I just want to say, therefore, not “what about the poems?” but “what about the single poem, the one page worth the lifetime’s work”? I like what Heaney has written about Dylan Thomas. He seems haunted like Hamlet by the apparition of the ghost that seems to be his father, that he may tumble over a cliff in following him. I’ve just recently been re-reading Thomas, and some of Heaney’s reservations echo my own. But while this week I agree with Heaney that “the necessary thing” still seems to come through, a Jamesian phrase, I really interpret that to mean some feeling of a Dylan Thomas poem like “The Force that through the Green Fuse” still seems to thrill me as it did when I was a boy. Nostalgia makes me want to read some plastic oomph under the words, even when I don’t now like some of the words he chose.
I think I will feel like this less and less, as time goes by. I think Thomas’ poems hold open some idea of a writing a poem that lots of people will love which joys in the plasticity of language. But less, as time goes by. This is a sadness for non-Georgians, akin to the sadness I identify in a neo-Georgian now that Prynne is published by Bloodaxe.
A Dylan Thomas poem that I had overlooked until re-reading him is the poem “Prologue”, again absolutely fabulous.
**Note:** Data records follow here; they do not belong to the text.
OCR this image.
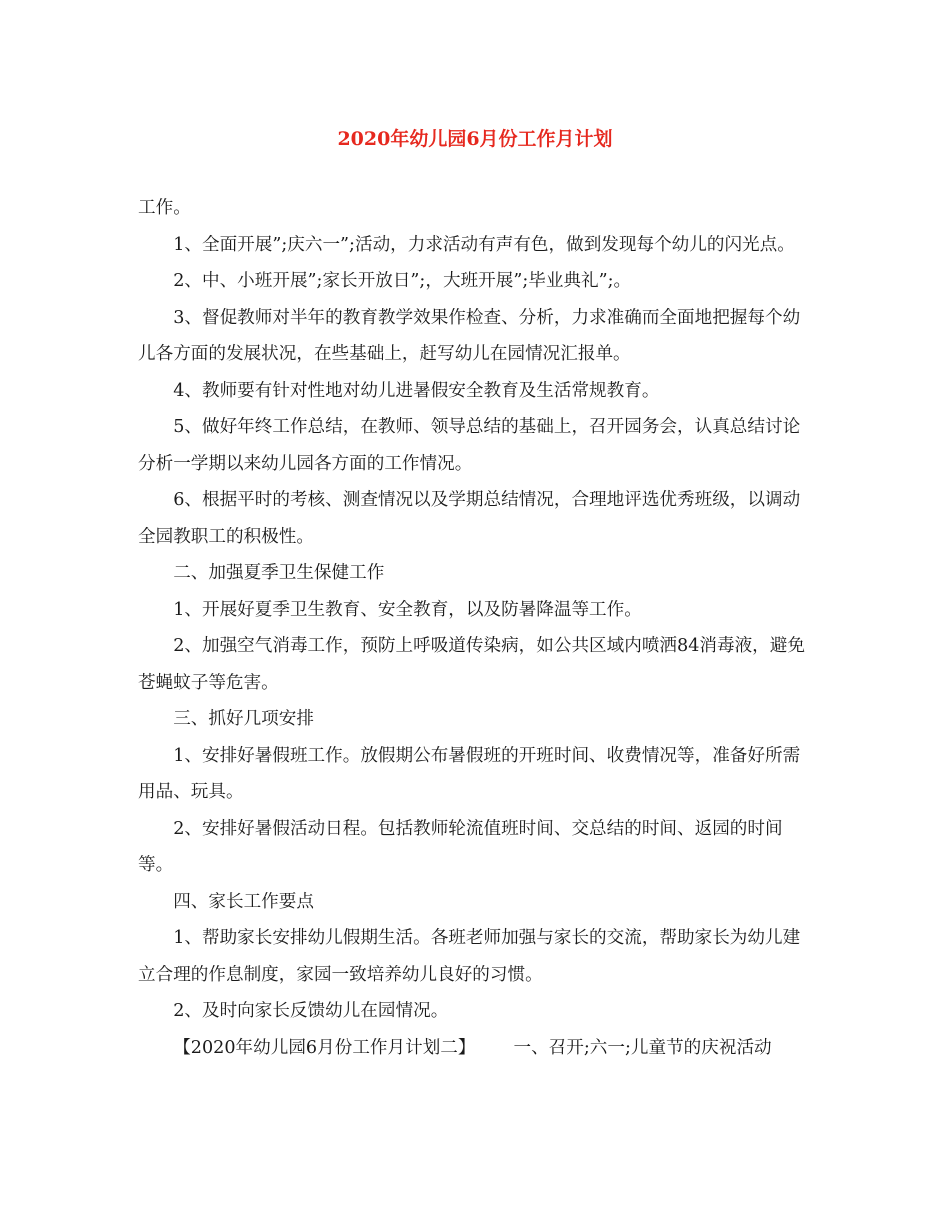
2020年幼儿园6月份工作月计划

工作。

1、全面开展”;庆六一”;活动，力求活动有声有色，做到发现每个幼儿的闪光点。

2、中、小班开展”;家长开放日”;，大班开展”;毕业典礼”;。

3、督促教师对半年的教育教学效果作检查、分析，力求准确而全面地把握每个幼儿各方面的发展状况，在些基础上，赶写幼儿在园情况汇报单。

4、教师要有针对性地对幼儿进暑假安全教育及生活常规教育。

5、做好年终工作总结，在教师、领导总结的基础上，召开园务会，认真总结讨论分析一学期以来幼儿园各方面的工作情况。

6、根据平时的考核、测查情况以及学期总结情况，合理地评选优秀班级，以调动全园教职工的积极性。

二、加强夏季卫生保健工作

1、开展好夏季卫生教育、安全教育，以及防暑降温等工作。

2、加强空气消毒工作，预防上呼吸道传染病，如公共区域内喷洒84消毒液，避免苍蝇蚊子等危害。

三、抓好几项安排

1、安排好暑假班工作。放假期公布暑假班的开班时间、收费情况等，准备好所需用品、玩具。

2、安排好暑假活动日程。包括教师轮流值班时间、交总结的时间、返园的时间等。

四、家长工作要点

1、帮助家长安排幼儿假期生活。各班老师加强与家长的交流，帮助家长为幼儿建立合理的作息制度，家园一致培养幼儿良好的习惯。

2、及时向家长反馈幼儿在园情况。

【2020年幼儿园6月份工作月计划二】 一、召开;六一;儿童节的庆祝活动
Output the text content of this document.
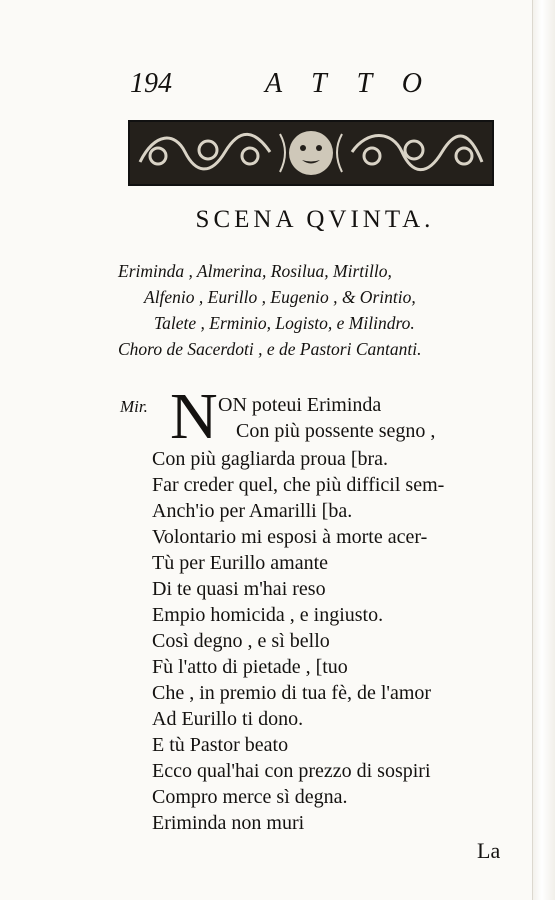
194	ATTO
SCENA QVINTA.
Eriminda , Almerina, Rosilua, Mirtillo,
Alfenio , Eurillo , Eugenio , & Orintio,
Talete , Erminio, Logisto, e Milindro.
Choro de Sacerdoti , e de Pastori Cantanti.
Mir. N ON poteui Eriminda
Con più possente segno ,
Con più gagliarda proua [bra.
Far creder quel, che più difficil sem-
Anch'io per Amarilli [ba.
Volontario mi esposi à morte acer-
Tù per Eurillo amante
Di te quasi m'hai reso
Empio homicida , e ingiusto.
Così degno , e sì bello
Fù l'atto di pietade , [tuo
Che , in premio di tua fè, de l'amor
Ad Eurillo ti dono.
E tù Pastor beato
Ecco qual'hai con prezzo di sospiri
Compro merce sì degna.
Eriminda non muri
La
I have the same sense of sighing after every line, and feeling the drama of what next on each line, that I have in reading Heaney’s “Casualty”. And in both poems, a sense of the whole. As Pound said, some innovators spawn imitators, and their imitators teach us how to read them. I feel that later poets after Thomas make simple some of “Prologue”’s gestures, and now I can read “Prologue”. Perhaps I feel the same of Heaney’s oeuvre, and “Casualty”? Is it patronising to say what I’ve said about Heaney if I conclude that even only one poem by him is great?
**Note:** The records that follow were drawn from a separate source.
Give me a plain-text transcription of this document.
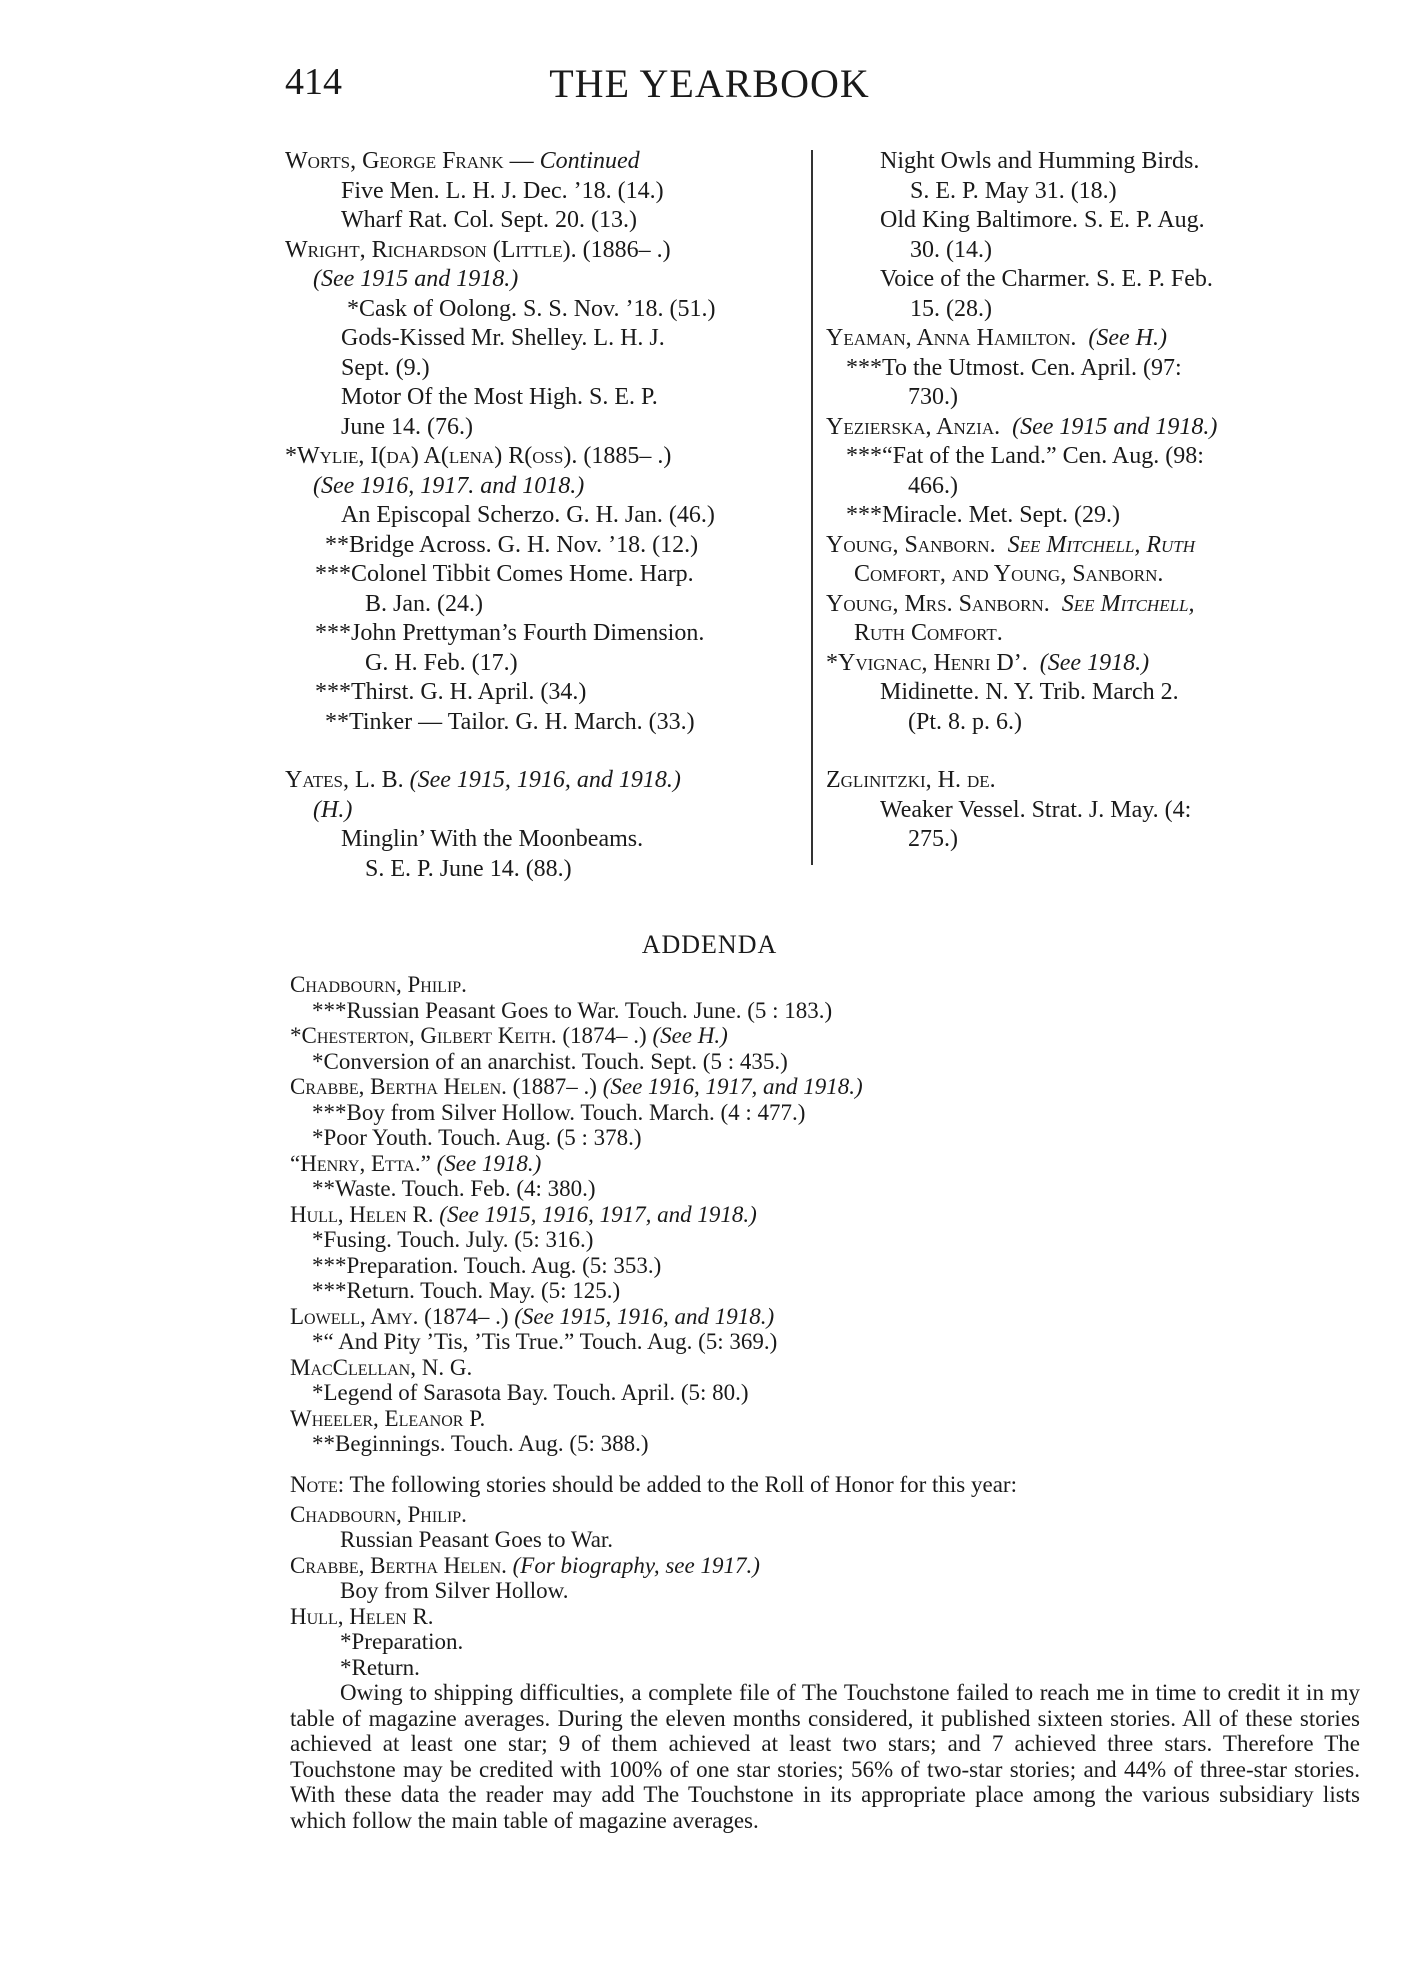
414	THE YEARBOOK

Worts, George Frank — Continued

Five Men. L. H. J. Dec. ’18. (14.)

Wharf Rat. Col. Sept. 20. (13.)

Wright, Richardson (Little). (1886– .)

(See 1915 and 1918.)

*Cask of Oolong. S. S. Nov. ’18. (51.)

Gods-Kissed Mr. Shelley. L. H. J.

Sept. (9.)

Motor Of the Most High. S. E. P.

June 14. (76.)

*Wylie, I(da) A(lena) R(oss). (1885– .)

(See 1916, 1917. and 1018.)

An Episcopal Scherzo. G. H. Jan. (46.)

**Bridge Across. G. H. Nov. ’18. (12.)

***Colonel Tibbit Comes Home. Harp.

B. Jan. (24.)

***John Prettyman’s Fourth Dimension.

G. H. Feb. (17.)

***Thirst. G. H. April. (34.)

**Tinker — Tailor. G. H. March. (33.)

Yates, L. B. (See 1915, 1916, and 1918.)

(H.)

Minglin’ With the Moonbeams.

S. E. P. June 14. (88.)

Night Owls and Humming Birds.

S. E. P. May 31. (18.)

Old King Baltimore. S. E. P. Aug.

30. (14.)

Voice of the Charmer. S. E. P. Feb.

15. (28.)

Yeaman, Anna Hamilton. (See H.)

***To the Utmost. Cen. April. (97:

730.)

Yezierska, Anzia. (See 1915 and 1918.)

***“Fat of the Land.” Cen. Aug. (98:

466.)

***Miracle. Met. Sept. (29.)

Young, Sanborn. See Mitchell, Ruth

Comfort, and Young, Sanborn.

Young, Mrs. Sanborn. See Mitchell,

Ruth Comfort.

*Yvignac, Henri D’. (See 1918.)

Midinette. N. Y. Trib. March 2.

(Pt. 8. p. 6.)

Zglinitzki, H. de.

Weaker Vessel. Strat. J. May. (4:

275.)

ADDENDA

Chadbourn, Philip.

***Russian Peasant Goes to War. Touch. June. (5 : 183.)

*Chesterton, Gilbert Keith. (1874– .) (See H.)

*Conversion of an anarchist. Touch. Sept. (5 : 435.)

Crabbe, Bertha Helen. (1887– .) (See 1916, 1917, and 1918.)

***Boy from Silver Hollow. Touch. March. (4 : 477.)

*Poor Youth. Touch. Aug. (5 : 378.)

“Henry, Etta.” (See 1918.)

**Waste. Touch. Feb. (4: 380.)

Hull, Helen R. (See 1915, 1916, 1917, and 1918.)

*Fusing. Touch. July. (5: 316.)

***Preparation. Touch. Aug. (5: 353.)

***Return. Touch. May. (5: 125.)

Lowell, Amy. (1874– .) (See 1915, 1916, and 1918.)

*“ And Pity ’Tis, ’Tis True.” Touch. Aug. (5: 369.)

MacClellan, N. G.

*Legend of Sarasota Bay. Touch. April. (5: 80.)

Wheeler, Eleanor P.

**Beginnings. Touch. Aug. (5: 388.)

Note: The following stories should be added to the Roll of Honor for this year:

Chadbourn, Philip.

Russian Peasant Goes to War.

Crabbe, Bertha Helen. (For biography, see 1917.)

Boy from Silver Hollow.

Hull, Helen R.

*Preparation.

*Return.

Owing to shipping difficulties, a complete file of The Touchstone failed to reach me in time to credit it in my table of magazine averages. During the eleven months considered, it published sixteen stories. All of these stories achieved at least one star; 9 of them achieved at least two stars; and 7 achieved three stars. Therefore The Touchstone may be credited with 100% of one star stories; 56% of two-star stories; and 44% of three-star stories. With these data the reader may add The Touchstone in its appropriate place among the various subsidiary lists which follow the main table of magazine averages.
Jeff Side quotes Heaney about Bishop: “she never allows the formal delights of her art to mollify the hard realities of her subjects”. What is tragically moving about this is that, again, it’s typical poet’s hopefulness to think one’s art appeals, whereas it’s more likely a single poem that does, and one against the overall direction of the art. I don’t think I want to go back to much of Bishop’s art, to many of Bishop’s poems, though I do want to go back to a few Bishop poems, intensely. Heaney seems to be talking about a mode — where there are in fact only poems, or a poem, in the oeuvre. He is speaking out of an aspiration, and a vanity, which touches me, as suffering does, as much as Side’s remarks touch others, though they show it by responding in annoyance.
By contrast, there are definitely poets for me, like Stevens, Wordsworth, Sandburg, Dickinson, that I want to go on reading, and re-reading. Such that the act of reading any poem of theirs keeps ramifying, making me love all the other poems by that poet all the more. That’s my sense of a poet’s mode, and it’s very much inductive and a posteriori. I don’t think even Wordsworth’s self-declared rules were a rule of “never” as Heaney implies Bishop’s (if they exist) were. A rule of a mode cannot even be spoken of by a practising poet who won’t break it, if the poet is any good. They write essays, as Heaney and Side imply, to reach out to the world, to mollify the audience, who get the poetry better after reading the essays. (They get the poetry, I don’t know that they get the mode, the rules. The sort of inductive total pleasure of “give us another one, please; we know it’ll be great too.”)
Rules! Many live in a world where they quail at the thought of breaking their own rule of being seen to write like Prynne, or Heaney, depending on who they are, at all. Call it making things beyond the pale, or unsultably, laughably, bad, but it is arbitrary misguided rule making nevertheless.